Charleston, SCTake home a piece of Lowcountry history in South Carolina’s greater Charleston area, where the traditional craft of sweetgrass basket making has been passed down for generations. These handwoven artisan works, each made from bundles of dry sweetgrass that’s abundant in the local marshes, are a visible aspect of the Lowcountry's Gullah/Geechee culture: descendants of West and Central Africans enslaved and brought to the lower Atlantic States. Isolated on the Sea Islands, they retained many of their original African traditions, utilizing sweetgrass baskets for everything from storage bins to bread trays. Just across the Cooper River from the Holy City, stands selling this incredible slice of local heritage line both sides of Highway 17 for seven miles.
Upstate, SCWith more than 90,000 acres of protected lands, South Carolina offers endless opportunities for experiencing the great outdoors. This is especially true in the Upcountry, a rural treasure tucked into the state’s northwest corner, where rolling hills give way to rising blue-hazed gorges, cliffs, and mountains. At Devils Fork State Park, soak in a tranquil landscape that’s home to the cool, stream-fed waters of 7,565-acre Lake Jocassee, attracting both swimmers and paddleboarders alike. Hikers head to Table Rock, a 3,100-foot high granite dome and once Cherokee spiritual retreat, which the earth pushed up nearly 350 million years ago. Though strenuous, its 6.8 mile out-and-back trek is a virtual rite of passage, one that climbs through hickory and oak forest to result in superb panoramic views.

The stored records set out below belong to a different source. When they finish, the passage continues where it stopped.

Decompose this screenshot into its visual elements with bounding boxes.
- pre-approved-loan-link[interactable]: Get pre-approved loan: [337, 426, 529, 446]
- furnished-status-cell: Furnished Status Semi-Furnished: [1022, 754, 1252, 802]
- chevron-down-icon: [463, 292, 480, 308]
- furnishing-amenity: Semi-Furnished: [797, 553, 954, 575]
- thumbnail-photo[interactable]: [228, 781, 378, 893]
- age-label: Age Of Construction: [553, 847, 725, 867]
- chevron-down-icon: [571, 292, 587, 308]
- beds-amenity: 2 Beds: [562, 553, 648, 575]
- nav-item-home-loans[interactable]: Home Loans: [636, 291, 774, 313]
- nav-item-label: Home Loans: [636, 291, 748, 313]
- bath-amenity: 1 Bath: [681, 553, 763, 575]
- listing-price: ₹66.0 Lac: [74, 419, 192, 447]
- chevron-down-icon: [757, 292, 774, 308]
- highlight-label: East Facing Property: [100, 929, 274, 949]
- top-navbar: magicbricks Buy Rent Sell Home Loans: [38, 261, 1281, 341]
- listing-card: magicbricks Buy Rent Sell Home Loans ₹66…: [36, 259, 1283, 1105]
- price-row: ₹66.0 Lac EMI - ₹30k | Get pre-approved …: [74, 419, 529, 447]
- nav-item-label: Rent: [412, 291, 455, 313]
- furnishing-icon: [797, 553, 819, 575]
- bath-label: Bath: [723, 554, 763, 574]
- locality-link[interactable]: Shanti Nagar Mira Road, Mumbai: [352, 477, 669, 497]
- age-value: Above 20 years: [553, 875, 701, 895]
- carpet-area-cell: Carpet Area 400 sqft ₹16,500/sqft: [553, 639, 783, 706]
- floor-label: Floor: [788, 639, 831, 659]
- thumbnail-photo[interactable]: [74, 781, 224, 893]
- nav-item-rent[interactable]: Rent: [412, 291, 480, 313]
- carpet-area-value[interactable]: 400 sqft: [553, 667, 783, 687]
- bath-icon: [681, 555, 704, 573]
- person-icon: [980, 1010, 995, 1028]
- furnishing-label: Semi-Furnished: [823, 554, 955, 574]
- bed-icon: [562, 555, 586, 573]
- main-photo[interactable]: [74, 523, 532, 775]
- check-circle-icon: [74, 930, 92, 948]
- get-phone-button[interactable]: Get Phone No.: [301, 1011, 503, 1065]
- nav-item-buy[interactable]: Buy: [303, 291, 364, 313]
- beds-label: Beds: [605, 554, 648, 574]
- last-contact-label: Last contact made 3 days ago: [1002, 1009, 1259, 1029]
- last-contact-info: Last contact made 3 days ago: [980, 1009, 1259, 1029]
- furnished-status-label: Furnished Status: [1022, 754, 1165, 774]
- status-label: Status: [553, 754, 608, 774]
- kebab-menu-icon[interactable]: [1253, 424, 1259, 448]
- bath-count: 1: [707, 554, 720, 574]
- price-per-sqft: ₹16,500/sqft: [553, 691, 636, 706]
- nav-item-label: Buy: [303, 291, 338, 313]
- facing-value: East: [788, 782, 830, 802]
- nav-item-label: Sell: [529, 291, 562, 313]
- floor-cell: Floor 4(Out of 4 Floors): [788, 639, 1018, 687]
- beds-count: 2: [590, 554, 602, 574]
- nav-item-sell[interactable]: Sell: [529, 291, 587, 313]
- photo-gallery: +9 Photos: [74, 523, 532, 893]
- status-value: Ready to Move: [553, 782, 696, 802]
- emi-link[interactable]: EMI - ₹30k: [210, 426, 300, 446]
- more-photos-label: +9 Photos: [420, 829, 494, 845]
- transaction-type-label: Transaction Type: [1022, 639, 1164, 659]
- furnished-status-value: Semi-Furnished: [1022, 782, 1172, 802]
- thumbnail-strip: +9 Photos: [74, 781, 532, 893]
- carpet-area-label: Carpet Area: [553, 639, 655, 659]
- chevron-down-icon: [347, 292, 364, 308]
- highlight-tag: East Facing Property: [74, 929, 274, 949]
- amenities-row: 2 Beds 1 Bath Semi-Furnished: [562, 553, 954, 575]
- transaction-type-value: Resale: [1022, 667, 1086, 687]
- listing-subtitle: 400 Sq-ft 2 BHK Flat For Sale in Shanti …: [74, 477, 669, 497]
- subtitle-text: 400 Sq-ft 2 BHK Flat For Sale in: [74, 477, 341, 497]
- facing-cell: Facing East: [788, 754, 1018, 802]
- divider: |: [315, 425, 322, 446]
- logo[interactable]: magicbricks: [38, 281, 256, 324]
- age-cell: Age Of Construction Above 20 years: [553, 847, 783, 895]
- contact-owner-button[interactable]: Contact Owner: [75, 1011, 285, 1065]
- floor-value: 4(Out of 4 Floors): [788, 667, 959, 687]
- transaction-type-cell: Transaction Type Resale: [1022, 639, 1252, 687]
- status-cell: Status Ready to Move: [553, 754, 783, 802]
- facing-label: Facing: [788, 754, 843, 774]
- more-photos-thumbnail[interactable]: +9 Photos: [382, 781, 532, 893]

South Carolina is a culinary capital, but for the freshest and most inventive of the state’s incredible food scene, step into the domains of its Chef Ambassadors. These are people like Chef Haydn Shaak, executive chef at Restaurant 17 in Travelers Rest, who whips up seasonally inspired Upstate cuisine (think mountain trout piccata and buttermilk ricotta dip) through a mix of classic techniques and locally sourced ingredients. Or John Ondo, executive chef at Kiawah Island’s The Atlantic Room. The Charleston native’s close-knit relationships with farmers and fishermen help him to create a hyper-local menu steeped in Lowcountry regional food traditions. There’s also Chef Chris Williams, proprietor at the recently relocated Roy’s Grille, now in Irmo, whose skill and family recipes turn simple dishes like fried chicken and barbecue into an art form.
With 187 miles of coastline, including more than a 100-mile-long stretch of unbroken sands that open into the tidal and freshwater marshes of the Sea Islands, choosing your own beach adventure in South Carolina is easy. Bask in the legends and lore of Charleson’s barrier islands, the former stomping grounds of infamous pirates like Blackbeard, or forget your troubles on the laid-back Folly Beach. Hilton Head’s 12 miles of shoreline boast everything from shelling spots to soft, sunbathed, inviting sands. Myrtle Beach is home to a string of diverse beach destinations, from family-focused Garden City to nearby Pawley Island, a historic seaside resort where hammock-lounging is par for the course. For birders, Huntington Beach State Park near Murrells Inlet attracts more than 300 avian species.
South Carolina’s rich history comes alive in places like Middleton Place, a former plantation that invites visitors to explore its 18th century origins and the lives of its former residents, including the men and women it enslaved. Colonial reenactors teach traditional arts like cabinetmaking and cask-repairing at the Living History Park in North Augusta, a once abandoned water works now sporting more than a dozen permanent structures, including a blacksmith’s forge and pottery. Climb aboard the Adventure, the state’s only 17th-century-replica trading vessel, at Charles Towne Landing State Historic Site (South Carolina’s birthplace), or peruse the Revolutionary War Center at Camden, commemorating South Carolina’s pivotal role in the American Revolution—including the stories of the women, African Americans, and Native Americans who fought for liberty.